• 7489 Hwy 60, Hartford, Wisconsin 53027


Lawn Disease Reference

 1) Snow Molds 

Occurrence:  Early to late spring
Favorable Conditions:  Cold wet weather with periods of prolonged snow cover over unfrozen ground often leading to the most severe damage
Grass Type:  Kentucky bluegrass, tall fescue, perennial ryegrass
Symptoms:  Circular, matted, gray to straw-colored patches ranging from a few inches to a foot or more in diameter
Management:  Remove leaf litter from lawns.  Mow lawns until dormant in the fall.  Avoid heavy fertilizer applications (greater than 0.5 lb.
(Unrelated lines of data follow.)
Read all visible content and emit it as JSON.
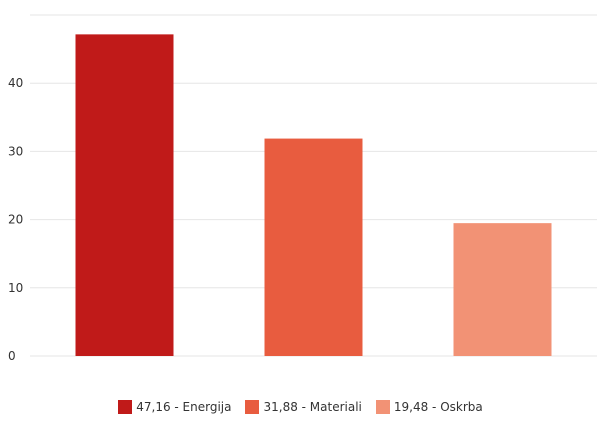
{
  "chart_data": {
    "type": "bar",
    "title": "",
    "xlabel": "",
    "ylabel": "",
    "categories": [
      "Energija",
      "Materiali",
      "Oskrba"
    ],
    "values": [
      47.16,
      31.88,
      19.48
    ],
    "colors": [
      "#c01a19",
      "#e85c3f",
      "#f29275"
    ],
    "ylim": [
      0,
      50
    ],
    "yticks": [
      "0",
      "10",
      "20",
      "30",
      "40"
    ],
    "grid": true,
    "legend_position": "bottom",
    "legend": [
      "47,16 - Energija",
      "31,88 - Materiali",
      "19,48 - Oskrba"
    ]
  }
}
N/1,000 sq. ft.) late in the year.  Rake and lightly fertilize damaged areas in the spring to encourage recovery.  Reseed lawns as needed.

2) Necrotic Ring Spot 

Occurrence:  Spring, summer and fall
Favorable Conditions:  Cool (soil temperatures of 55 to 65oF) and wet conditions for infection, followed by heat and drought stress for symptom development; most severe when soil compaction limits rooting
Grass Type:  Kentucky bluegrass
Symptoms:  Circular, straw-colored patches usually less than 12 inches in diameter; regrowth often occurring in the center of patches, creating a “frog-eye” appearance; most common in newly sodded lawns, but also occurring in seeded lawns
Management:  Reduce soil compaction and improve lawn drainage.  Maintain proper fertility.

3) Fairy Rings
(many mushroom-forming fungi)

Occurrence:  Anytime
Favorable conditions:  Warm, wet weather; significant thatch accumulation
Hosts:  All cool-season lawn grasses
Symptoms:  Type I:  a ring or arc (up to several feet in diameter) of lush, dark green grass bordered by a band of dead turf, with or without mushrooms; Type II:  a ring or arc of lush dark green grass with no band of dead turf, with or without mushrooms; Type III:  a ring or arc of mushrooms with no band of lush green turf or dead turf
Management:  Lightly fertilize and routinely core aerate lawns.

4) Summer Patch

Occurrence:  Summer
Favorable conditions:  Hot, moist conditions; alkaline (i.e., high) soil and thatch pH
Grass Type:  Kentucky bluegrass, fine fescues
Symptoms:  Ring-like patches of wilted turf up to 3 inches in diameter, similar to those of necrotic ring spot (see above), and with rings often merging into larger irregular patches
Management:  Avoid excessive watering during hot periods.  Core aerate to promote root growth and reduce compaction.  Use acidifying fertilizers to lower thatch pH to below 6.5.

5) Dollar Spot


Occurrence:  Summer
Favorable conditions:  High humidity; low nitrogen fertility
Grass Type:  Kentucky bluegrass, perennial ryegrass, fine fescues
Symptoms:  Bleached patches ranging from a few inches to a foot in diameter, with leaf blades (inset) having bleached, hourglass-shaped areas
Management:  Water deeply and infrequently early in the morning to minimize prolonged periods of leaf wetness.  Apply nitrogen to alleviate symptoms.

6) Red Thread

Occurrence:  Spring through fall
Favorable conditions:  Wet, cool conditions
Grass Type:  Kentucky bluegrass, perennial ryegrass, fine fescues
Symptoms:  Irregular beige patches ranging from a few inches to a few feet in diameter (oftentimes merging into irregular patterns) with red, thread-like filaments among the grass blades
Management:  Collect clippings when disease is active.  Maintain adequate nitrogen fertility.

7) Rust

Occurrence:  Summer and fall
Favorable conditions:  High humidity, low soil moisture, low nitrogen fertility, shade
Grass Type:  Kentucky bluegrass, perennial ryegrass
Stand Symptoms:  Reddish-brown, powdery areas (masses of fungal spores) that can discolor clothing and equipment
Management:  Maximize light and airflow in lawns by pruning and thinning surrounding landscape plants.  Water and lightly fertilize.